Sandia LabNews

DHS/S&T, Sandia developing new technical capability for emergency exercises


DHS/S&T, Sandia developing new technical capability for emergency exercises

By Mike Janes

Results from running the SUMMIT template (screenshot above) provide an integrated picture of what has occurred in the simulated scenario. Results of interest include plume dispersion and the location of hospitals and urgent care facilities. Associated medical resource needs are shown in tables and plots.

The Department of Homeland Security’s Science and Technology Directorate (DHS/S&T), working with researchers at Sandia, is developing a new software architecture that will help emergency incident planners and responders from around the country more effectively use and integrate advanced simulation models.

The software package, known as the Standard Unified Modeling, Mapping & Integration Toolkit (SUMMIT),  will help a range of exercise professionals from the federal, regional, and local levels tap into existing models to ensure consistency, accuracy, and robustness when exercise scenarios are developed and played out. Work on SUMMIT is the central focus of the DHS-directed Integrated Modeling, Mapping, and Simulation (IMMS) project, now in its second year.

SUMMIT is not a new modeling or simulation tool, but raher is meant to take advantage of the significant investments that DHS and others have made throughout the years, explains Jalal Mapar, the DHS/S&T program manager.

“The departments of Energy, Defense, and Homeland Security — among others — already do a lot of modeling and simulation,” says Jalal. “What is urgently needed, then, is not a whole new set of models, but an easy and user-friendly way to access and link together the most appropriate models for a given emergency drill.”

Though current modeling tools are effective on their own, says Jalal, they all incorporate different assumptions that currently require a large amount of time, resources, and human effort to properly synchronize each model’s output.

For instance, an exercise scenario might involve an improvised nuclear device blast in a large midwestern American city. The exercise planners, in order to create the most accurate and effective scenario, need to know details on the device, blast effects, numbers of immediate casualties, information on damaged buildings and infrastructure, radiation exposure to citizens, and other key pieces of information. While current models exist to provide the information in piecemeal fashion, there is no automated method for sharing information among the various models.

“You can’t really calculate infrastructure impact until you know the technical details of the blast,” says IMMS principal investigator Karim Mahrous (8116), pointing out the dilemma in having separate data sets that don’t “talk” to one another. “We need a technical solution for linking the models together instead of having humans do the expensive and time-consuming interpretation themselves.”
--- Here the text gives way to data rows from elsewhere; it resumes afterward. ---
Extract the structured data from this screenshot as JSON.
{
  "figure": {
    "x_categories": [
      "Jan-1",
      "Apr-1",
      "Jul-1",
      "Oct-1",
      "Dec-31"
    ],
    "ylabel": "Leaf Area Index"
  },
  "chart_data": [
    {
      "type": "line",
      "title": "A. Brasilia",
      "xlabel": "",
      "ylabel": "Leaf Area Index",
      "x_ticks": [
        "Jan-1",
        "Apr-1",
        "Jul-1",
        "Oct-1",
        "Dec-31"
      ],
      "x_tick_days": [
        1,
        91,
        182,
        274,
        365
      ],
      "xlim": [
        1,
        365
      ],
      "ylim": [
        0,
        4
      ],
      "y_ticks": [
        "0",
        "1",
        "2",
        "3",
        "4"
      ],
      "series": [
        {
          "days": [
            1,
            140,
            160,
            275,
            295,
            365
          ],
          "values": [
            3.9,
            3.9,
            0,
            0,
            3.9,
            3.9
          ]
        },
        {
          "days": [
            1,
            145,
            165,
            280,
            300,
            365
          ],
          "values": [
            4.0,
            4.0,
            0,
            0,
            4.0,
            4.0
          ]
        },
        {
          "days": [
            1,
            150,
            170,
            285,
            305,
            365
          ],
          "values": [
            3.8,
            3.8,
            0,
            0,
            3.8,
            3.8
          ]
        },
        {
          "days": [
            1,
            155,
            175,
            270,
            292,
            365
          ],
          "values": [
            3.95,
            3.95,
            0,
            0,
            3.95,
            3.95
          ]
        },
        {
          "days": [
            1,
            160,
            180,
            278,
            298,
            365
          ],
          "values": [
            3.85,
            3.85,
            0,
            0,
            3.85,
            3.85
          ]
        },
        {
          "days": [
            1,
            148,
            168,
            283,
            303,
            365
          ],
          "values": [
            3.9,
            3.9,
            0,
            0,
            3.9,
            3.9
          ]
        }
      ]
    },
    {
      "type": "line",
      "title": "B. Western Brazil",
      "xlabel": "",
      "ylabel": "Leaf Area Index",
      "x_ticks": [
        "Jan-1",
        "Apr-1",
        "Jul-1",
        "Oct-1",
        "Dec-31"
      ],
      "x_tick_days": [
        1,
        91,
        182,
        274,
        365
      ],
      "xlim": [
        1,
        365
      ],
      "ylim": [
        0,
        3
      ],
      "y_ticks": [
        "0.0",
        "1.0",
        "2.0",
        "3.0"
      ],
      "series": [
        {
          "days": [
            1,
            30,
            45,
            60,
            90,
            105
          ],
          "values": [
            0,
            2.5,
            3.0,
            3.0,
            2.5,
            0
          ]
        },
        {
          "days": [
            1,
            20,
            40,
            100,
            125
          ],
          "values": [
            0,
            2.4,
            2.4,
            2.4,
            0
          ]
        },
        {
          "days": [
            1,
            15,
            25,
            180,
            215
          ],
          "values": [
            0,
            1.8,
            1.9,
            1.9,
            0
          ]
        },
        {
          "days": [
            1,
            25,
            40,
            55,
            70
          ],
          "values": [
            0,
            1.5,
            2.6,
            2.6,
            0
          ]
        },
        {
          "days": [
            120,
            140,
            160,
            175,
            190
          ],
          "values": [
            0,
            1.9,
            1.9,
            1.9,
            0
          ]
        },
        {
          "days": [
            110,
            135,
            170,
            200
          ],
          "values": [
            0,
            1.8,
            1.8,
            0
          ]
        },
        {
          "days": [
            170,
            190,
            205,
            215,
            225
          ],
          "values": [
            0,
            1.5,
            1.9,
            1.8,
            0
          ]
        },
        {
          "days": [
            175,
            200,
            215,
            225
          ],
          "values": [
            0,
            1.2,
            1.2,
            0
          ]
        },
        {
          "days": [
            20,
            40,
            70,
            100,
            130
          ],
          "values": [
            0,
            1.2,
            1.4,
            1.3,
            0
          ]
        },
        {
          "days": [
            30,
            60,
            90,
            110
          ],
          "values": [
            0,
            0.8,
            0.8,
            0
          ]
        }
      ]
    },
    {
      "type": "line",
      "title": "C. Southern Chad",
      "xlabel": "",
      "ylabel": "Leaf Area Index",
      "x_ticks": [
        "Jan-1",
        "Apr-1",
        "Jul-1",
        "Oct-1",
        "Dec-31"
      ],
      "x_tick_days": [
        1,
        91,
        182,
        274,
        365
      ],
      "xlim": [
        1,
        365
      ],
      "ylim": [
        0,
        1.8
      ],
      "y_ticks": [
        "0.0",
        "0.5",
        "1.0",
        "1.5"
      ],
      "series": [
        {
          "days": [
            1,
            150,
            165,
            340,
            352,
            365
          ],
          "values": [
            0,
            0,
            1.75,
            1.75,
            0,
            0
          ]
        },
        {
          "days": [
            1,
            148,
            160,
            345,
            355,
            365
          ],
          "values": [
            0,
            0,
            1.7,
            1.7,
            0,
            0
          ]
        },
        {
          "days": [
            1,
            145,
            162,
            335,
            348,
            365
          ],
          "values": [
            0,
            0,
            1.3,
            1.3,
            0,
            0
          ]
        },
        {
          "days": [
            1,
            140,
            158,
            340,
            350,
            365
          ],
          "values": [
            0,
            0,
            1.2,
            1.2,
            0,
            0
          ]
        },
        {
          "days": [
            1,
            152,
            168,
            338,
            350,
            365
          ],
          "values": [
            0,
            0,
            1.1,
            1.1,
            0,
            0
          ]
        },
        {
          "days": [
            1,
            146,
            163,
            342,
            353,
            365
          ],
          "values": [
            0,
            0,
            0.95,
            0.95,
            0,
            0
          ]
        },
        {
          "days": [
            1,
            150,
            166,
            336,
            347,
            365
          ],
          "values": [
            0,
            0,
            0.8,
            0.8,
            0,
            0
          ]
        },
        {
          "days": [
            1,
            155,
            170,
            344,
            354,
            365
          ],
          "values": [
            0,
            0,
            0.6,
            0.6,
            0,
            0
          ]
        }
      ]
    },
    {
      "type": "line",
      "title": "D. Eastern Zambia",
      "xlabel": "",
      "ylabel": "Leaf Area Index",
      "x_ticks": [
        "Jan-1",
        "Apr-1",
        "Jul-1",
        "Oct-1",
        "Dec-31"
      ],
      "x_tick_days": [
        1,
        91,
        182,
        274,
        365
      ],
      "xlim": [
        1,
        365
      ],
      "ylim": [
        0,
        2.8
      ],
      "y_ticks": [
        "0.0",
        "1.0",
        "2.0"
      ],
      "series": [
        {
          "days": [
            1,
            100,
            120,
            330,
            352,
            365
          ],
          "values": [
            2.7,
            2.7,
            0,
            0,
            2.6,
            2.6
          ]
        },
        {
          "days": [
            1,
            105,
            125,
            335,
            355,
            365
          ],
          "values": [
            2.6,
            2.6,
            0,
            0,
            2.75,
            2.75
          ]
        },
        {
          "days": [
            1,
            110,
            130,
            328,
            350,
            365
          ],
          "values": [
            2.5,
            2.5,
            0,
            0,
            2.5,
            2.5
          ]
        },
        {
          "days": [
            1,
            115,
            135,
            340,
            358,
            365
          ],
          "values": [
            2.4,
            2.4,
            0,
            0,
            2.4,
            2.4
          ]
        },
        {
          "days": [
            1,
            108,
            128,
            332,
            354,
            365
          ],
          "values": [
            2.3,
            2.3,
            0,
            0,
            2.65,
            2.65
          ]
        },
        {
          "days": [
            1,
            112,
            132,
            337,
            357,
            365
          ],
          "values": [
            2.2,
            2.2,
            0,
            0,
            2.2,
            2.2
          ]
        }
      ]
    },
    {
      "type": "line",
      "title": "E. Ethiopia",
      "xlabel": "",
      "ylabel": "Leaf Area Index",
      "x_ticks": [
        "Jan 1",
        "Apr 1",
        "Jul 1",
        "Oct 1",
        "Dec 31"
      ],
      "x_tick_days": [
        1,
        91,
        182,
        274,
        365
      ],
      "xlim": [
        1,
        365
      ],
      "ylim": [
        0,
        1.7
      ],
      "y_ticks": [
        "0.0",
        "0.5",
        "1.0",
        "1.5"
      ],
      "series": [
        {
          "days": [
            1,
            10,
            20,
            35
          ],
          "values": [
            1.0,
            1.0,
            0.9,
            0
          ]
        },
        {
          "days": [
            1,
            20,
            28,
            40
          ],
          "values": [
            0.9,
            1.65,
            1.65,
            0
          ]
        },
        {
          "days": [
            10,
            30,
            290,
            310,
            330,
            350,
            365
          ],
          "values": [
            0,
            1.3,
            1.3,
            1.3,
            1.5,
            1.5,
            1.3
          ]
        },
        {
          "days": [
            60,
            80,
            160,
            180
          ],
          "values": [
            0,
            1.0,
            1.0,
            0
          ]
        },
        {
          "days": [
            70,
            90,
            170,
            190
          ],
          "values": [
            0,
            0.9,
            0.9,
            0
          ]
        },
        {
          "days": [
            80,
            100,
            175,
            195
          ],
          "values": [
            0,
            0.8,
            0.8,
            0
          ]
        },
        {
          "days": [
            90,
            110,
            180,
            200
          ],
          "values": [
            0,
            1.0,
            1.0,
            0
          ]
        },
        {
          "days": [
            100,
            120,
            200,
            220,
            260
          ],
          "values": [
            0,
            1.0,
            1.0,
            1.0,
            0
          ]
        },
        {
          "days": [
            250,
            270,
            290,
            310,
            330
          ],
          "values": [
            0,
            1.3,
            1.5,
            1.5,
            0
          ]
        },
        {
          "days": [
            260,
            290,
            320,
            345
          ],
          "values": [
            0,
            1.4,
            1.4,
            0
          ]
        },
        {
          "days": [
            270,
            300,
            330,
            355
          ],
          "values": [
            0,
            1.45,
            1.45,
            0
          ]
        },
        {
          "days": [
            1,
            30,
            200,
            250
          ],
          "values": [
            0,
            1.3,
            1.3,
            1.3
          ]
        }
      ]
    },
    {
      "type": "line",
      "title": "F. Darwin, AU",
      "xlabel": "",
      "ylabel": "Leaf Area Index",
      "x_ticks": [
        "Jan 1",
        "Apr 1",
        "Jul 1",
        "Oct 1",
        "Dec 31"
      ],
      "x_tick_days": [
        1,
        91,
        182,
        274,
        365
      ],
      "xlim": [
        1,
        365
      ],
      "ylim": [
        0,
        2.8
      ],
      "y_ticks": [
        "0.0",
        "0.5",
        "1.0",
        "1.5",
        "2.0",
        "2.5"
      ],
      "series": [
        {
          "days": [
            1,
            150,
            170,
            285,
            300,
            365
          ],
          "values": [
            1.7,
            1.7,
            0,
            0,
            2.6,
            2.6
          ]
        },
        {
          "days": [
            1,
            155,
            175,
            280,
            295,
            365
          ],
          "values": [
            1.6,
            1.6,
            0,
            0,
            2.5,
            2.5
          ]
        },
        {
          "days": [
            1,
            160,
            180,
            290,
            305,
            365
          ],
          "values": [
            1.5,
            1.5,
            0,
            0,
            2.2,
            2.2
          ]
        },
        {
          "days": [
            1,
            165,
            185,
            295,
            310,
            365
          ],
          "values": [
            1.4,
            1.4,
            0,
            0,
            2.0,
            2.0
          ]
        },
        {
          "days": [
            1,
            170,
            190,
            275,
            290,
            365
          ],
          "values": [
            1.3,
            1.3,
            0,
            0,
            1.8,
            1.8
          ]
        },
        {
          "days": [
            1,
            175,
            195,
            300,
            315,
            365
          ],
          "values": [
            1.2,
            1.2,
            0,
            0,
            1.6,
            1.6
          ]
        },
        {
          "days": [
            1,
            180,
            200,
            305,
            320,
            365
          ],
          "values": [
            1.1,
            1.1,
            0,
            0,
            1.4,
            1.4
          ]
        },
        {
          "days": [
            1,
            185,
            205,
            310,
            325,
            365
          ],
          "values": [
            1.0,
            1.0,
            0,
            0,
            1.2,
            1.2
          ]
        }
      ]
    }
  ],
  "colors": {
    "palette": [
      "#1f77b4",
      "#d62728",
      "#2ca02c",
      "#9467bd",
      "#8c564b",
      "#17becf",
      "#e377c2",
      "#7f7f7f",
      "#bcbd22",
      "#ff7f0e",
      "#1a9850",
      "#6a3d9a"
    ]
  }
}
SUMMIT, says Karim, does not require exercise planners and participants to be experts in modeling and simulation. Instead, they merely would input the information they need for a particular scenario, and then allow SUMMIT to process the information.

“With minimal user input, the system links to the appropriate models, takes the information the planner has given it, pushes it out to the models in the proper format, does any necessary translations to make sure everything is consistent, then brings back an integrated story that can be used in the exercise,” Karim says. The SUMMIT system will work with as few as two models, or it could involve many. “It will be largely invisible to the user,” says Karim.

The broader goal, says Jalal, is to make the SUMMIT capability a pervasive part of preparedness and response for emergency managers, responders, and exercise teams in federal, state, and local governments.